A columnist writing in the Washington Times said: “France and Germany must be nervous about what a trial could reveal about their complicity in enabling Saddam for three decades. American politicians and companies might also be concerned because their policies and decisions could also be made public. Good. Embarrassment should not be a reason for any cover-up.”
According to Phyllis Bennis of the Institute for Policy Studies, a Washington-based think tank, a trial offers an opportunity not just to hold Saddam Hussein accountable, but also to examine the broader issues of the past 40 years in Iraqi history.
Ms. Bennis suggests that the trial of Mr. Hussein should go beyond just the issues of his behavior and “ask who were his enablers, who funded these weapons of mass destruction?” That’s definitely what Mr. Bush wants to avoid, Ms.

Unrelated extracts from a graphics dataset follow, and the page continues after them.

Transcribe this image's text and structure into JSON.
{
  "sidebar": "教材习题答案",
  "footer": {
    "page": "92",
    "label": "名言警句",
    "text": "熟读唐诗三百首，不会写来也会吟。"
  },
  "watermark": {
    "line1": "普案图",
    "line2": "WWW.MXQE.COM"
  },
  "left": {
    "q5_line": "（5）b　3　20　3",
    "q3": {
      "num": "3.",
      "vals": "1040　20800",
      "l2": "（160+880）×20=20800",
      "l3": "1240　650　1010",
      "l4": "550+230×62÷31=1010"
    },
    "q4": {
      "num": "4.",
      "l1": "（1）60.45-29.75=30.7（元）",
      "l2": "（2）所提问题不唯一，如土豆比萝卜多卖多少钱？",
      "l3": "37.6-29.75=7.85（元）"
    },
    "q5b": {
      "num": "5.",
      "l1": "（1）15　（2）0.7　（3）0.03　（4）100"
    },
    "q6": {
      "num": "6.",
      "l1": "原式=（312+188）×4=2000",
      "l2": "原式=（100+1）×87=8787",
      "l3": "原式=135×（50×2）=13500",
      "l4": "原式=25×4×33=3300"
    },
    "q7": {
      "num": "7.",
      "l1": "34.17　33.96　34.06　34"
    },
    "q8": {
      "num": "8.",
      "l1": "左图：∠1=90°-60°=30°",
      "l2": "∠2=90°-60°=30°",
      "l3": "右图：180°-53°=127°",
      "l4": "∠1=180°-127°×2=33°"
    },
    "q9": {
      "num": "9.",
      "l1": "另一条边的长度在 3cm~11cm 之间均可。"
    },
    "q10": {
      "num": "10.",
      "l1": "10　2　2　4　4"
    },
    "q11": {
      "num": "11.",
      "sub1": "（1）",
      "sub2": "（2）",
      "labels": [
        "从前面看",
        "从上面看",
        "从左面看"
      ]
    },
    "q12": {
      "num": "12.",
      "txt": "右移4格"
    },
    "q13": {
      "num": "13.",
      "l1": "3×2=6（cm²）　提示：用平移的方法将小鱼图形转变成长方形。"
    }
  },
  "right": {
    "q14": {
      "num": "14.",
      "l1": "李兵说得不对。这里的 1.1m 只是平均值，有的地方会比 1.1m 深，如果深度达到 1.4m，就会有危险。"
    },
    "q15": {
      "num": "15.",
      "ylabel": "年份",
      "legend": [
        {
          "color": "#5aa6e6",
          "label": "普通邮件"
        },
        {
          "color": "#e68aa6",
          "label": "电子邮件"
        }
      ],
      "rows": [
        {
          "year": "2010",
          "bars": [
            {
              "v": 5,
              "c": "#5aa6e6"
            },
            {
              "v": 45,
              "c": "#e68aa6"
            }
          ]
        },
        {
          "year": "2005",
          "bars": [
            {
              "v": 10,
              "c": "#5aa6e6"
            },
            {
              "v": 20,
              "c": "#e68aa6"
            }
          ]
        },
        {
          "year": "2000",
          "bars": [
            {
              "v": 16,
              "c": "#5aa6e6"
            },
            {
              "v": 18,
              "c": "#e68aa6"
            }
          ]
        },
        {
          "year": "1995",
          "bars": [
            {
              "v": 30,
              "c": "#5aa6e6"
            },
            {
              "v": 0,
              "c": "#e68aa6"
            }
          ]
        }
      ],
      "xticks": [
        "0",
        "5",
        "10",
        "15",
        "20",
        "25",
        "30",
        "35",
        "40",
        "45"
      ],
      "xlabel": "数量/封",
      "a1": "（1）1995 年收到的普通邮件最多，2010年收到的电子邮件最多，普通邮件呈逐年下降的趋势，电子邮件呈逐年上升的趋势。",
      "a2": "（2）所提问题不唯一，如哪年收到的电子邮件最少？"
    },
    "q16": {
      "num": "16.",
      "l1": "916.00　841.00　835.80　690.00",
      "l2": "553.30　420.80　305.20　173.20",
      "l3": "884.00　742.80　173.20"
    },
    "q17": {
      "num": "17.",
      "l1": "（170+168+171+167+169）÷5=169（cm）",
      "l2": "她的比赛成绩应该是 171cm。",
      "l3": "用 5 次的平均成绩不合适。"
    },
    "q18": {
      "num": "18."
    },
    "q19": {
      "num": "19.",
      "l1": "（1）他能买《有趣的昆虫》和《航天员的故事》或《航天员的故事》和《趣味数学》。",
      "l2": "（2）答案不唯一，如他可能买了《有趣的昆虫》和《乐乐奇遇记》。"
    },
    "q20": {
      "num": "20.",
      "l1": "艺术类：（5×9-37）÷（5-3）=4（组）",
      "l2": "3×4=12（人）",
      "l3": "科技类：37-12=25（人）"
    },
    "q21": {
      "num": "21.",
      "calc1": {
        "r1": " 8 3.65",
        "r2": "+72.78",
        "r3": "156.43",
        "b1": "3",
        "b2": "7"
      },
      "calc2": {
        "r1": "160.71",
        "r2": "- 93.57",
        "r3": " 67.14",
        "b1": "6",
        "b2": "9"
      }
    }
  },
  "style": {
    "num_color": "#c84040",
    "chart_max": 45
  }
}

Bennis said. “I expect Washington to maintain tight control over the process and lay down the procedures for the trial,” she added.
Washington has already placed its hand in the process, with the establishment of a domestic tribunal to try Iraqi war criminals, which was created by the Iraqi Governing Council, reportedly on close advice by members of the Bush administration.
However, the International Commission of Jurists (ICJ), a Geneva-based international non-governmental organization comprised of 60 of the world’s most eminent jurists, issued a press release that expressed equal concern over a tribunal made up of Iraqis only.
“The ICJ has serious concerns as to whether a tribunal comprising exclusively or predominately Iraqi judges, prosecutors and investigators will have the capacity or expertise to carry out trials of the complexity envisaged,” the statement read.
While acknowledging that the Iraqi people have been the most directly affected by the abuses of Saddam Hussein and other Iraqi officials, and that “a legitimate, democratically elected Iraqi Government, if one emerges in a reasonable time, should play a central role in determining how they are to be tried,” the group cautions that the court should not be used to exact vengeance or exercise political opportunism, whether it is Iraqi, international or a hybrid of both.
The group also noted that the crimes for which Mr. Hussein and other deposed officials will likely be accused “may involve Iranian and Kuwaiti victims from wars fought with those countries. The deposed Iraqi leader presided over a regime responsible for hundreds of thousands of unlawful killings, many of which constitute crimes against humanity and, possibly, acts of genocide.”